A total of 20,410 patients were included: 69.5% had mild intermittent, 18.0% mild persistent, 6.9% moderate persistent and 5.5% severe persistent asthma; with mean costs (SD) of $67 (134), $482 (1506), $1061 (1983), $2235 (3426) respectively ( < 0.001). The mean total direct cost was estimated at $331 (1278) per patient. Medication and hospitalization had the higher proportion in total costs (46% and 31% respectively). General physician visits was the most used service (57.2%) and short-acting β-2 agonists the most used medication (24%).
Health services utilization and direct costs of asthma were highly related to disease severity. Nationwide health policies aimed at the effective control of asthma are necessary and would play an important role in reducing the associated economic impact.

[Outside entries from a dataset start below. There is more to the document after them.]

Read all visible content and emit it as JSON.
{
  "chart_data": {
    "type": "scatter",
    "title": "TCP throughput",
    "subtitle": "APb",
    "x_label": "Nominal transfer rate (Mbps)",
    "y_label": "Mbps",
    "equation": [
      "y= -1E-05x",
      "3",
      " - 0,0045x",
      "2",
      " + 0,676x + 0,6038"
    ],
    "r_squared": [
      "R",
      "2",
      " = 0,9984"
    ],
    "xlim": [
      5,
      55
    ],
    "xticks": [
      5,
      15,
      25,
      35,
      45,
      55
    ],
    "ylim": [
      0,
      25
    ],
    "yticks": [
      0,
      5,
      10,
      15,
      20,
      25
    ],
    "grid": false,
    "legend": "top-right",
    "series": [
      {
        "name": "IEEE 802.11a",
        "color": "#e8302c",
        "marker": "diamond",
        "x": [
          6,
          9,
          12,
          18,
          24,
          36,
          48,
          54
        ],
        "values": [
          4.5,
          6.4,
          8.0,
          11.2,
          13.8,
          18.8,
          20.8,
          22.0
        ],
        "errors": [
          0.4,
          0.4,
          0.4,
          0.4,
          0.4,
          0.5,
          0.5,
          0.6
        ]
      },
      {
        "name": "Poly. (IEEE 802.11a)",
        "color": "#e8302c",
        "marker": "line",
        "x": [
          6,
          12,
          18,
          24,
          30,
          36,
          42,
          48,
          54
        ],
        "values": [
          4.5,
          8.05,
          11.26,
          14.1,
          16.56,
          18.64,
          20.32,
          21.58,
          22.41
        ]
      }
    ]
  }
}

哮喘是全球最常见的慢性呼吸道疾病之一。拉丁美洲已报告了与哮喘相关的经济负担,但缺乏关于其对哥伦比亚医疗保健系统的经济影响以及疾病严重程度影响的相关知识。本研究根据哥伦比亚哮喘患者的严重程度估算了直接医疗费用和医疗保健资源利用情况。
本研究确定了2004年至2014年间至少有一次与哮喘诊断相关的医疗事件(国际疾病分类第十版:J45 - J46)的所有年龄段患者。如果患者在2015年1月1日至2015年12月31日期间持续参保且保险覆盖不间断,则被纳入研究,并使用基于利迪标准的改良算法将其分为4种不同的严重程度级别。在识别期后的1年时间内估算医疗保健利用情况和费用。使用具有伽马分布和对数链接的广义线性模型来分析调整患者人口统计学因素后的费用。
共纳入20410名患者:69.5%为轻度间歇性哮喘,18.0%为轻度持续性哮喘,6.9%为中度持续性哮喘,5.5%为重度持续性哮喘;平均费用(标准差)分别为67美元(134美元)、482美元(1506美元)、1061美元(1983美元)、2235美元(3426美元)(<0.001)。每位患者的平均总直接费用估计为331美元(1278美元)。药物和住院费用在总费用中所占比例较高(分别为46%和31%)。全科医生就诊是最常用的服务(57.2%),短效β - 2激动剂是最常用的药物(24%)。
哮喘的医疗服务利用和直接费用与疾病严重程度高度相关。旨在有效控制哮喘的全国性卫生政策是必要的,并且在减少相关经济影响方面将发挥重要作用。